Anyone who spends any time with me at all will know that I’m always harping on about Dancehall, HipHop and my trainer collection. A fair amount of my posts are/will be related to these three things so I thought it might be an idea to give some background – this post will focus on Dancehall.
I was introduced to Dancehall at school (thank you Shanice!) and would subsequently spend a lot of my free time watching music videos and then trying to emulate the steps with my friends in the studio, the sixth form common room and our parent’s living rooms.
Going on to study BA (Hons) Dance and Culture with Professional Training, I was fortunate enough to take African People’s Dance classes with H Patten, and in my second year took part in Korotech Dancefest out in Jamaica. This experience absolutely changed my life (read more about Korotech Dancefest here) and led me to focus some of my final year research on Dancehall as an example of Jamaican popular culture and a national form.
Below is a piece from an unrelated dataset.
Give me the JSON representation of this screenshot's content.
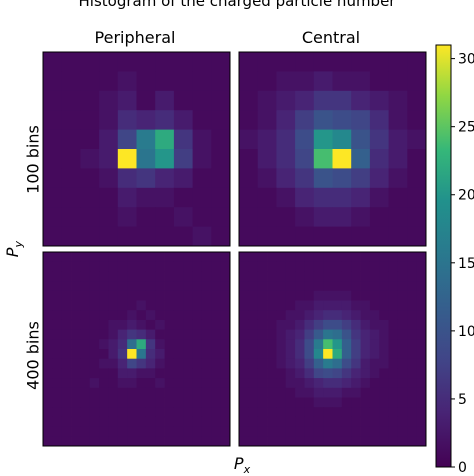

Below is a blog-friendly (and by no means comprehensive) introduction to Dancehall, including: participants, space and aesthetic.
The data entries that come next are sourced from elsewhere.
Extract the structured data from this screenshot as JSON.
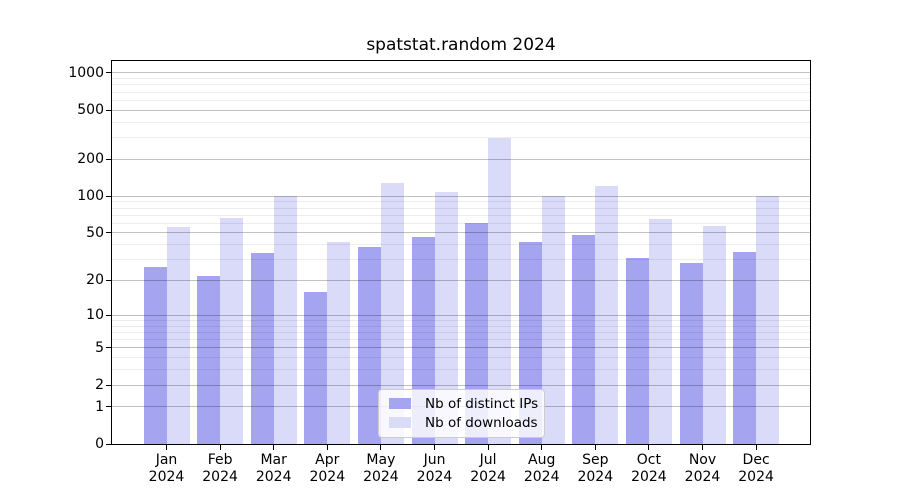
{
  "figure": {
    "title": "spatstat.random 2024",
    "background": "#ffffff"
  },
  "chart_data": {
    "type": "bar",
    "title": "spatstat.random 2024",
    "categories": [
      "Jan",
      "Feb",
      "Mar",
      "Apr",
      "May",
      "Jun",
      "Jul",
      "Aug",
      "Sep",
      "Oct",
      "Nov",
      "Dec"
    ],
    "year_label": "2024",
    "series": [
      {
        "name": "Nb of distinct IPs",
        "color": "#a4a4f1",
        "values": [
          26,
          22,
          34,
          16,
          38,
          46,
          60,
          42,
          48,
          31,
          28,
          35
        ]
      },
      {
        "name": "Nb of downloads",
        "color": "#dadaf9",
        "values": [
          56,
          66,
          100,
          42,
          127,
          108,
          300,
          100,
          120,
          65,
          57,
          100
        ]
      }
    ],
    "xlabel": "",
    "ylabel": "",
    "yscale": "log1p",
    "ylim": [
      0,
      1250
    ],
    "yticks": [
      1000,
      500,
      200,
      100,
      50,
      20,
      10,
      5,
      2,
      1,
      0
    ],
    "minor_gridlines": [
      3,
      4,
      6,
      7,
      8,
      9,
      30,
      40,
      60,
      70,
      80,
      90,
      300,
      400,
      600,
      700,
      800,
      900
    ],
    "grid": "horizontal, gridlines drawn over bars",
    "legend_position": "inside lower-center"
  },
  "colors": {
    "grid_major": "#c3c3c3",
    "grid_minor": "#ebebeb",
    "spine": "#000000",
    "legend_border": "#cccccc"
  }
}
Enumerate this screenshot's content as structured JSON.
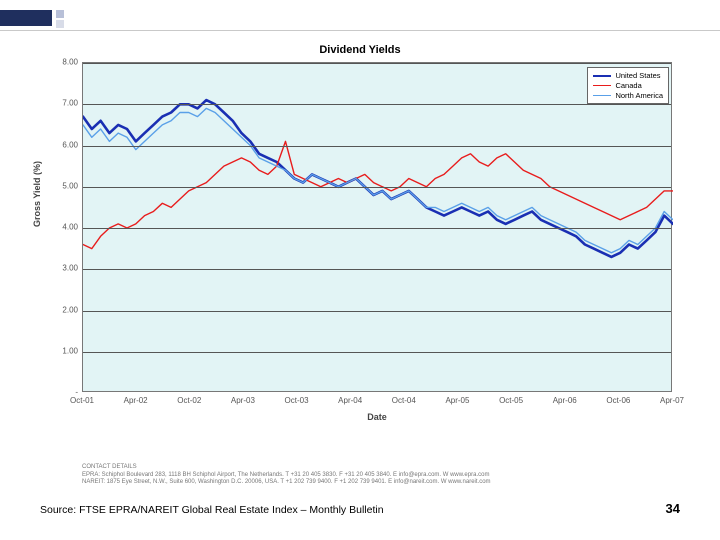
{
  "slide": {
    "page_number": "34",
    "source_line": "Source: FTSE EPRA/NAREIT Global Real Estate Index – Monthly Bulletin"
  },
  "chart": {
    "type": "line",
    "title": "Dividend Yields",
    "background_color": "#e2f4f5",
    "plot_border_color": "#777777",
    "grid_color": "#555555",
    "ylabel": "Gross Yield (%)",
    "xlabel": "Date",
    "label_fontsize": 9,
    "tick_fontsize": 8,
    "title_fontsize": 11,
    "ylim": [
      0,
      8
    ],
    "yticks": [
      "-",
      "1.00",
      "2.00",
      "3.00",
      "4.00",
      "5.00",
      "6.00",
      "7.00",
      "8.00"
    ],
    "xticks": [
      "Oct-01",
      "Apr-02",
      "Oct-02",
      "Apr-03",
      "Oct-03",
      "Apr-04",
      "Oct-04",
      "Apr-05",
      "Oct-05",
      "Apr-06",
      "Oct-06",
      "Apr-07"
    ],
    "legend": {
      "position": "top-right",
      "items": [
        {
          "label": "United States",
          "color": "#1a2fb3",
          "weight": 2.6
        },
        {
          "label": "Canada",
          "color": "#e81c1c",
          "weight": 1.4
        },
        {
          "label": "North America",
          "color": "#5aa0e8",
          "weight": 1.4
        }
      ]
    },
    "series": [
      {
        "name": "United States",
        "color": "#1a2fb3",
        "width": 2.6,
        "y": [
          6.7,
          6.4,
          6.6,
          6.3,
          6.5,
          6.4,
          6.1,
          6.3,
          6.5,
          6.7,
          6.8,
          7.0,
          7.0,
          6.9,
          7.1,
          7.0,
          6.8,
          6.6,
          6.3,
          6.1,
          5.8,
          5.7,
          5.6,
          5.4,
          5.2,
          5.1,
          5.3,
          5.2,
          5.1,
          5.0,
          5.1,
          5.2,
          5.0,
          4.8,
          4.9,
          4.7,
          4.8,
          4.9,
          4.7,
          4.5,
          4.4,
          4.3,
          4.4,
          4.5,
          4.4,
          4.3,
          4.4,
          4.2,
          4.1,
          4.2,
          4.3,
          4.4,
          4.2,
          4.1,
          4.0,
          3.9,
          3.8,
          3.6,
          3.5,
          3.4,
          3.3,
          3.4,
          3.6,
          3.5,
          3.7,
          3.9,
          4.3,
          4.1
        ]
      },
      {
        "name": "Canada",
        "color": "#e81c1c",
        "width": 1.4,
        "y": [
          3.6,
          3.5,
          3.8,
          4.0,
          4.1,
          4.0,
          4.1,
          4.3,
          4.4,
          4.6,
          4.5,
          4.7,
          4.9,
          5.0,
          5.1,
          5.3,
          5.5,
          5.6,
          5.7,
          5.6,
          5.4,
          5.3,
          5.5,
          6.1,
          5.3,
          5.2,
          5.1,
          5.0,
          5.1,
          5.2,
          5.1,
          5.2,
          5.3,
          5.1,
          5.0,
          4.9,
          5.0,
          5.2,
          5.1,
          5.0,
          5.2,
          5.3,
          5.5,
          5.7,
          5.8,
          5.6,
          5.5,
          5.7,
          5.8,
          5.6,
          5.4,
          5.3,
          5.2,
          5.0,
          4.9,
          4.8,
          4.7,
          4.6,
          4.5,
          4.4,
          4.3,
          4.2,
          4.3,
          4.4,
          4.5,
          4.7,
          4.9,
          4.9
        ]
      },
      {
        "name": "North America",
        "color": "#5aa0e8",
        "width": 1.4,
        "y": [
          6.5,
          6.2,
          6.4,
          6.1,
          6.3,
          6.2,
          5.9,
          6.1,
          6.3,
          6.5,
          6.6,
          6.8,
          6.8,
          6.7,
          6.9,
          6.8,
          6.6,
          6.4,
          6.2,
          6.0,
          5.7,
          5.6,
          5.5,
          5.4,
          5.2,
          5.1,
          5.3,
          5.2,
          5.1,
          5.0,
          5.1,
          5.2,
          5.0,
          4.8,
          4.9,
          4.7,
          4.8,
          4.9,
          4.7,
          4.5,
          4.5,
          4.4,
          4.5,
          4.6,
          4.5,
          4.4,
          4.5,
          4.3,
          4.2,
          4.3,
          4.4,
          4.5,
          4.3,
          4.2,
          4.1,
          4.0,
          3.9,
          3.7,
          3.6,
          3.5,
          3.4,
          3.5,
          3.7,
          3.6,
          3.8,
          4.0,
          4.4,
          4.2
        ]
      }
    ]
  },
  "contact": {
    "heading": "CONTACT DETAILS",
    "line1": "EPRA: Schiphol Boulevard 283, 1118 BH Schiphol Airport, The Netherlands. T +31 20 405 3830. F +31 20 405 3840. E info@epra.com. W www.epra.com",
    "line2": "NAREIT: 1875 Eye Street, N.W., Suite 600, Washington D.C. 20006, USA. T +1 202 739 9400. F +1 202 739 9401. E info@nareit.com. W www.nareit.com"
  }
}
Having emerged out of reggae and ska music in the late 1970s/early 1980s within the poor inner-city areas of Kingston, Dancehall was established as a music and dance genre and later became a language, fashion, style, space, community and attitude for those who were under-represented in Jamaica.
Participants in Dancehall include:
- the DJ, the recording artist who speaks or sings on the tracks
- the selector, who chooses and talks over the music to excite the audience
- the Dancehall Crews or Posses who perform
- the modellers, who set dancehall fashion and style
- the audience or ‘Dancehall Massive’ who actively participate in the Dancehall space
- the video light, the camera man who films the Dancehall as it happens, projected on screens around the space so everyone in the arena can see each other at any given time.
The Dancehall Crews train together and create new steps in preparation for the Dancehall event to be picked up by the video light, as DJs will often be on the look-out for original dances that they can then feature in their music and become associated with. For example RDX’s song Movements (2011) features Dance Xpressionz as can be seen here…
In this way, the Dancehall industry provides access to jobs, and a means to sell labour and products on an international market – a means of social mobility for the Jamaican lower classes.
Here is an example of the video light, taken from Uptown Mondaze in Kingston Jamaica in 2015:
As well as focusing on dance soloists and groups, the video light also pans up and down female members of the audience, taking in their clothing choices as representation of the dancehall fashion and style.
The two videos above and below help to give a sense of the Dancehall Space, in this instance an outdoor space transformed by the huge amps, projector screen and sound system. Crews stand together in the space, artists will have specific areas that only they and their team can occupy, and those wishing to showcase new steps take to the highest platforms to ensure they can be seen by all.
In this video, you will notice how the selector calls out to Dance Xpressionz and specific members who are responsible for creating popular movements such as the Shelly Bounce (Shelly is the dancer wearing all black in the centre).
Aesthetically, the Dancehall movements convey continuities across the African Diaspora such as the emphasis of dancing on the beat, polyrhythms and isolations, on bends in the body such as the torso, head, pelvis and knees, as well as the whining of the pelvis, ephebism and the bounce.
There is a gender divide in the types of movement performed in the Dancehall. Female dancers can perform both female and male movements, however it is not culturally acceptable (in Jamaican culture) for a male dancer to perform female movements. Male dances emphasise complex leg and hand coordinated movements, as seen here by Shady Squad:
Whereas for female dances the origin of the movement is the pelvis, as seen here in Mr Vegas’ Bruk It Down featuring female dancers from Dance Xpressionz:
It is impossible to be interested in Dancehall and to not know about (Father) Bogle aka Mr Wacky. Real name Gerald Levy, Mr Bogle’s legacy has been the creation of key foundational Dancehall steps including The Bogle, Willie Bounce (named after his Black Roses Crew member Willie Haggart), Wacky Dip, Out and Bad and Row Di Boat to name a few.
Particularly during the 1990s, Father Bogle developed key relationships with artists such as Bounty Killer, Beenie Man, Elephant Man and Voice Mail. His steps are featured on many of their tracks and have subsequently gained notoriety all over the world.
The below video from dancer Latonya Style takes you through 22 of Bogle’s world famous steps:
FAVOURITE DANCEHALL DJs (a small selection)
J Capri (RIP)
TOP DANCEHALL CREWS/DANCERS TO LOOK OUT FOR
Dance Xpressionz (Orville Hall, Dansa Bling, Shelly, Stacy)
Black Eagles Crew
Dance JA (cultural organisation)
There we have it! A beginner’s guide to Dancehall. Though not fully comprehensive, I hope this helps to give insight in to this powerful form of popular dance and why I vibe, breathe and dance it as much as possible!